I think that you might have to bound the derived length to get precisely the notion that you want.

Notation: For any group $G$, let $G^{(i)}$ denote the $i$th iterated derived subgroup of $G$, so $G^{(0)} = G$ and $G^{(i+1)} = [G^{(i)},G^{(i)}]$). A group is solvable if $G^{(i)}$ is trivial for some $i$, and has derived length $d$ if $G^{(d)}$ is trivial, but $G^{(i)}$ is non-trivial for $i < d$.

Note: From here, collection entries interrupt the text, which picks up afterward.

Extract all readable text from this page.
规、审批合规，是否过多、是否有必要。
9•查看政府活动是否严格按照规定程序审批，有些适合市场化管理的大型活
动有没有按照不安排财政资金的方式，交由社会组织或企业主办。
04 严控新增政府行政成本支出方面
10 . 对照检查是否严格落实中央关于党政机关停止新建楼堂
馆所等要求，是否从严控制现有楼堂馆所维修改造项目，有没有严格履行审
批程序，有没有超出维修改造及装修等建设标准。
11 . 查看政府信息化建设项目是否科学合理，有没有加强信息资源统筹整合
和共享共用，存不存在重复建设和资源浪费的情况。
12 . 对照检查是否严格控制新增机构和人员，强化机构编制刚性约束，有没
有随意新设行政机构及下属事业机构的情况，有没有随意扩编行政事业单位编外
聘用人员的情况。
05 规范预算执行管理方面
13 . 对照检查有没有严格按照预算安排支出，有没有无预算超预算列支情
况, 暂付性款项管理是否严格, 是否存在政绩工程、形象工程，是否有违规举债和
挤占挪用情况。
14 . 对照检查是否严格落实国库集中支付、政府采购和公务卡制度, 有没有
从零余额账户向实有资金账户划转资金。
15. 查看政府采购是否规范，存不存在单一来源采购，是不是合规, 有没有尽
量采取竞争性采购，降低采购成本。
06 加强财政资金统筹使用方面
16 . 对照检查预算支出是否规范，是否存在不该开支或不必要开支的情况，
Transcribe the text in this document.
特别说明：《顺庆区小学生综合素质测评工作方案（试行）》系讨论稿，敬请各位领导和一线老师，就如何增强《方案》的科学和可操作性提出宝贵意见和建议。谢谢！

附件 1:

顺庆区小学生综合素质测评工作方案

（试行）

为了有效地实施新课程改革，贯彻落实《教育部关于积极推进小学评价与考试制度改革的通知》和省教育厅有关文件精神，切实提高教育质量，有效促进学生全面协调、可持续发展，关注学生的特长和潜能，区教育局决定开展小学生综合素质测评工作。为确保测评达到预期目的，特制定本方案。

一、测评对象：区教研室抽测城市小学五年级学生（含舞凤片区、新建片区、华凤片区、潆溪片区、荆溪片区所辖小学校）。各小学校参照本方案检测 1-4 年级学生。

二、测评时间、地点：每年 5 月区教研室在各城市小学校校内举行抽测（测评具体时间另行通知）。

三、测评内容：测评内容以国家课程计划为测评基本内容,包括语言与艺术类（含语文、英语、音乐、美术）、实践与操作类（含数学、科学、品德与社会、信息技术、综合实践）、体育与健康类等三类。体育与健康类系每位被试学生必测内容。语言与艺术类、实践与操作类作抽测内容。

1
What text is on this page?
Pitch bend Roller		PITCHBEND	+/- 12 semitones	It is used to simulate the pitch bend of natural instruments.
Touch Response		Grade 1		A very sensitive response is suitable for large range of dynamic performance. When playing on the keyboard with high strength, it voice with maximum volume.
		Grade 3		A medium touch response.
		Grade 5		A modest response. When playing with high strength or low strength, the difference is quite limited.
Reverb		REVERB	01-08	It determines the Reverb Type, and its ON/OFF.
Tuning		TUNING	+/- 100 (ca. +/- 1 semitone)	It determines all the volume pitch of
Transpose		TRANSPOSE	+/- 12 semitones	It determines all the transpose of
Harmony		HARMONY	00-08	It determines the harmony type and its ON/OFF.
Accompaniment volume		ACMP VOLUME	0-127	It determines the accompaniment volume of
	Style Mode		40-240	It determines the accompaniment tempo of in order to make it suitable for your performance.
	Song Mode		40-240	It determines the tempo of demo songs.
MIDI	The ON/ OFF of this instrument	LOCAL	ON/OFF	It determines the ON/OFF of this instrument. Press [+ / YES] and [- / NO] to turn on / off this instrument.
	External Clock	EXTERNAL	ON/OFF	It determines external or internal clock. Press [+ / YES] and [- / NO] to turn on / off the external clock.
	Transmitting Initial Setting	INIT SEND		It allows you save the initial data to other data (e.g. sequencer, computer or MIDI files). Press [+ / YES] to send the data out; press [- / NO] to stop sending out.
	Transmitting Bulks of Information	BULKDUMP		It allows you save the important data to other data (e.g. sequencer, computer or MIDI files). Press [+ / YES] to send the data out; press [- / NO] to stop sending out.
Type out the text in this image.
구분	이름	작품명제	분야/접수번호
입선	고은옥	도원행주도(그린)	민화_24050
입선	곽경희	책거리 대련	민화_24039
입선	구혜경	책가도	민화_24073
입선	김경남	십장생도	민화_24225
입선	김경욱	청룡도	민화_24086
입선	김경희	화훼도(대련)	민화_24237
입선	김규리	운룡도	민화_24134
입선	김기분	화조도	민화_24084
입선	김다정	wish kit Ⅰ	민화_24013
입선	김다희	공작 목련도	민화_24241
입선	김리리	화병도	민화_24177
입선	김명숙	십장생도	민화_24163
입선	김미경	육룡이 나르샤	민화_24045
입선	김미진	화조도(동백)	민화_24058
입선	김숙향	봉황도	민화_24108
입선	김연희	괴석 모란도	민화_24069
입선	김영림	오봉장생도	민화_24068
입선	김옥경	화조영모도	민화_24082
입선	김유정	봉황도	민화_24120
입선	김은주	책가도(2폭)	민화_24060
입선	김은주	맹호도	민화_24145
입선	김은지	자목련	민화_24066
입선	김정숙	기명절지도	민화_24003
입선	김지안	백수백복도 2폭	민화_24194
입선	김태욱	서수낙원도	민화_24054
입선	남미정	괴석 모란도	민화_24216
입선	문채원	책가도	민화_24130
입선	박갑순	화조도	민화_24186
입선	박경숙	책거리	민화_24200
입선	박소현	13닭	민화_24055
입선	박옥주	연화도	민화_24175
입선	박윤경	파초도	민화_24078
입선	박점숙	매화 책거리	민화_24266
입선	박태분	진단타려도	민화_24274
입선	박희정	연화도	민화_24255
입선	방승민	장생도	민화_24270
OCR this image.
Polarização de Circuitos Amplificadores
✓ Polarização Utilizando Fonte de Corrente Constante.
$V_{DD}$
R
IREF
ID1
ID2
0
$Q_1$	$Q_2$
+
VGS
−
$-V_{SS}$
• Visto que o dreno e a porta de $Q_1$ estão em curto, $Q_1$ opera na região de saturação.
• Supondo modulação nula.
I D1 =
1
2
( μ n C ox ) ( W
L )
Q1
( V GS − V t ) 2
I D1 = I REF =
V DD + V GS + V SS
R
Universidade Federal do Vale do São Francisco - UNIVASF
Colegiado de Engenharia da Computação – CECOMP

Now let $F(X)$ be the free group on a non-empty set $X$ of generators, and consider $F(X)/F(X)^{(d)}$. On the one hand, this group is clearly solvable of derived length $d$. On the other hand, if $G$ is any solvable group of derived length $\leq d$, then giving a map of sets $X \to G$ will be equivalent to giving a map of groups $F(X)/F(X)^{(d)} \to G$. Thus $F(X)/F(X)^{(d)}$ is the free object on $X$ in the category of solvable groups of derived length $\leq d$.

One can make a similar construction if you consider e.g. the category of nilpotent groups of nilpotency class $\leq c$ (i.e. whose central series is of length $\leq c$).

If you really want to consider all solvable groups at once, then you can consider the projective limit $$\lim_{\leftarrow} F(X)/F(X)^{(d)},$$ the so-called pro-solvable completion of $F(X)$. Similarly, in the nilpotent setting, you can form the pro-nilpotent completion of $F(X)$. But now the "free object" is not literally in the category you want, but is instead is a projective limit of groups from that category. (This is often okay, though; is you search for "pro-nilpotent completion", you will see that pro-nilpotent completions of free groups come up a lot, e.g. in arithmetic geometry.)